Abstract

The tibial nerve transection model is a well-tolerated, validated, and reproducible model of denervation-induced skeletal muscle atrophy in rodents. Although originally developed and used extensively in the rat due to its larger size, the tibial nerve in mice is big enough that it can be easily manipulated with either crush or transection, leaving the peroneal and sural nerve branches of the sciatic nerve intact and thereby preserving their target muscles.

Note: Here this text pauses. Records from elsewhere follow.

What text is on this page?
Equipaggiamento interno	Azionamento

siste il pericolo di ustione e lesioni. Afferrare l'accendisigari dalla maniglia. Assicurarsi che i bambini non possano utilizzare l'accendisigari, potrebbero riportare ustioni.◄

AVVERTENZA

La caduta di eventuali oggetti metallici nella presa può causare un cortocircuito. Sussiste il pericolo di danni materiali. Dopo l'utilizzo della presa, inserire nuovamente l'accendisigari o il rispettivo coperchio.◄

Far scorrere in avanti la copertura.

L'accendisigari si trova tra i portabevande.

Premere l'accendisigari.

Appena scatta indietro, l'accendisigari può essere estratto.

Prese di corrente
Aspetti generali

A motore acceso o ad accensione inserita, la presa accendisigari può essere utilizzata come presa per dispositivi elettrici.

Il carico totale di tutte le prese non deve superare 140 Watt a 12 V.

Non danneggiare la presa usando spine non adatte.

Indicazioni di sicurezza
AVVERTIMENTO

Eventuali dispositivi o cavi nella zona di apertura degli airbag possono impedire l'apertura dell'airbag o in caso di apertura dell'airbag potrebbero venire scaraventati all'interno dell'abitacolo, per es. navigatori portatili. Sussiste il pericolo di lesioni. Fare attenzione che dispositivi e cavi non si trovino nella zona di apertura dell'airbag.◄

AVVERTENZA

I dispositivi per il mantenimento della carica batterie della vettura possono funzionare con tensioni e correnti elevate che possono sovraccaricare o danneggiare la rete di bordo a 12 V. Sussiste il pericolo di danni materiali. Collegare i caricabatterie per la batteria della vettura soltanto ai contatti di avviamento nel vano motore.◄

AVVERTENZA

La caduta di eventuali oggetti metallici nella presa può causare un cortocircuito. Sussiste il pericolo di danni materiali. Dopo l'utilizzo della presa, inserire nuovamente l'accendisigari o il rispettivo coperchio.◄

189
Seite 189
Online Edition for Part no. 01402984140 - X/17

Thus, this model offers the advantages of inducing less morbidity and impediment of ambulation than the sciatic nerve transection model and also allows investigators to study the physiologic, cellular and molecular biologic mechanisms regulating the process of muscle atrophy in genetically engineered mice. The tibial nerve supplies the gastrocnemius, soleus and plantaris muscles, so its transection permits the study of denervated skeletal muscle composed of fast twitch type II fibers and/or slow twitch type I fibers. Here we demonstrate the tibial nerve transection model in the C57Black6 mouse. We assess the atrophy of the gastrocnemius muscle, as a representative muscle, at 1, 2, and 4 weeks post-denervation by measuring muscle weights and fiber type specific cross-sectional area on paraffin-embedded histologic sections immunostained for fast twitch myosin.